When I studied abroad in Italy this year, we paid a visit to the most important art festival held in the world: the Venice Biennale. A tradition that goes back 120 years, each nation hosts a pavilion in which they ask the best artists from their country to come and represent them. Each year, more and more countries join, and the artists push the boundaries further and further. The exhibition takes place in the Giardini and the Arsenale, as well as various satellite exhibitions across the historic city of Venice.
Behind the Biennale: A Short History of the World’s Most Important Art Exhibition from Artsy on Vimeo.
The Venice Biennale was like a playground for the senses. When we were in the Giardini traveling between the National Pavilions, it was like traveling from one world to another. The artists had complete control over their environments, for example the French Pavilion promoted a sense of calm while Finland’s created an atmosphere of fear and unease.
The French Pavilion. The tree was motorized and slowly moved across the floor and rotated. The viewers were able to lay down on comfy couches to observe it.
While the theme of the Biennale was All the World’s Futures, I feel like it was more of a reflection of what is going on in contemporary and past times, but perhaps as a gauge of what the future world will be like. Much of the work was political, both of past politics and current. How could it not be with an epic live reading of Karl Marx’s “Das Kapital” going on almost constantly like white noise?

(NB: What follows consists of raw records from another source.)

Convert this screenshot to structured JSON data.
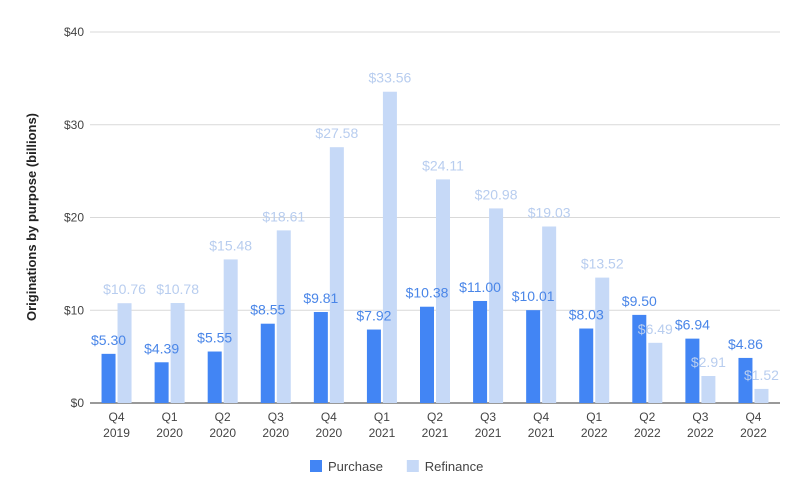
{
  "chart_data": {
    "type": "bar",
    "title": "",
    "xlabel": "",
    "ylabel": "Originations by purpose (billions)",
    "ylim": [
      0,
      40
    ],
    "yticks": [
      0,
      10,
      20,
      30,
      40
    ],
    "ytick_labels": [
      "$0",
      "$10",
      "$20",
      "$30",
      "$40"
    ],
    "value_prefix": "$",
    "grid": true,
    "legend_position": "bottom",
    "categories": [
      [
        "Q4",
        "2019"
      ],
      [
        "Q1",
        "2020"
      ],
      [
        "Q2",
        "2020"
      ],
      [
        "Q3",
        "2020"
      ],
      [
        "Q4",
        "2020"
      ],
      [
        "Q1",
        "2021"
      ],
      [
        "Q2",
        "2021"
      ],
      [
        "Q3",
        "2021"
      ],
      [
        "Q4",
        "2021"
      ],
      [
        "Q1",
        "2022"
      ],
      [
        "Q2",
        "2022"
      ],
      [
        "Q3",
        "2022"
      ],
      [
        "Q4",
        "2022"
      ]
    ],
    "series": [
      {
        "name": "Purchase",
        "color": "#4285f4",
        "values": [
          5.3,
          4.39,
          5.55,
          8.55,
          9.81,
          7.92,
          10.38,
          11.0,
          10.01,
          8.03,
          9.5,
          6.94,
          4.86
        ],
        "labels": [
          "$5.30",
          "$4.39",
          "$5.55",
          "$8.55",
          "$9.81",
          "$7.92",
          "$10.38",
          "$11.00",
          "$10.01",
          "$8.03",
          "$9.50",
          "$6.94",
          "$4.86"
        ]
      },
      {
        "name": "Refinance",
        "color": "#c6d9f7",
        "values": [
          10.76,
          10.78,
          15.48,
          18.61,
          27.58,
          33.56,
          24.11,
          20.98,
          19.03,
          13.52,
          6.49,
          2.91,
          1.52
        ],
        "labels": [
          "$10.76",
          "$10.78",
          "$15.48",
          "$18.61",
          "$27.58",
          "$33.56",
          "$24.11",
          "$20.98",
          "$19.03",
          "$13.52",
          "$6.49",
          "$2.91",
          "$1.52"
        ]
      }
    ]
  }
}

Yes, this was a performance piece that was going on constantly "Hunger Game"s style.
One satellite exhibition that I particularly enjoyed was Iraq’s "Invisible Beauty." It featured five artists, and their work questioned United States involvement in Iraq as well as how to defeat ISIS. Much of the work was video and photography, asking people what they thought and how they as ordinary people felt about the fighting going on in their country. The most poignant work on display though was not made by world renowned artists, but by the child refugees from Northern Iraq and poems and statements made by elders. Ai Weiwei curated the works and put them in a publication called "Traces of Survival." The Iraqi refugees have always been close to my heart, and the experience of seeing the drawings of the children was deeply moving and humbling. Their drawings were full of hope. Their drawings wished for a more peaceful world. Their drawings had life. Their drawings communicated in a way that words cannot. The idea of art flourishing in Iraq is important as ISIS destroys more everyday. It is a story of creation versus destruction. The exhibit asked questions. It didn’t tell us what we needed to do about ISIS like the news does everyday, it presented the viewer with the facts of everyday life in Iraq and then asked what to do about the situation.
Most of the exhibition seemed to fly by, but this is one of the exhibitions that made me reflect and ponder. It seemed like as we traveled through the pavilions, the Arsenale, and all of the satellite pavilions that I was overwhelmed and left with tiny phrases stuck in my head. We began with Fabio Mauri’s “The End”.
Then we continued on through the central pavilion to Jeremy Deller’s text “Hello, Today You Have Day Off”.
Later, in the Arsenale, we were told that we were too expensive to buy.
And then the names of the satellite exhibitions seemed to ring in my head. I think I dreamed about “The Infinite Nothing”.
There was so much art compressed into so little time, but somehow it all managed to leave a lasting impression.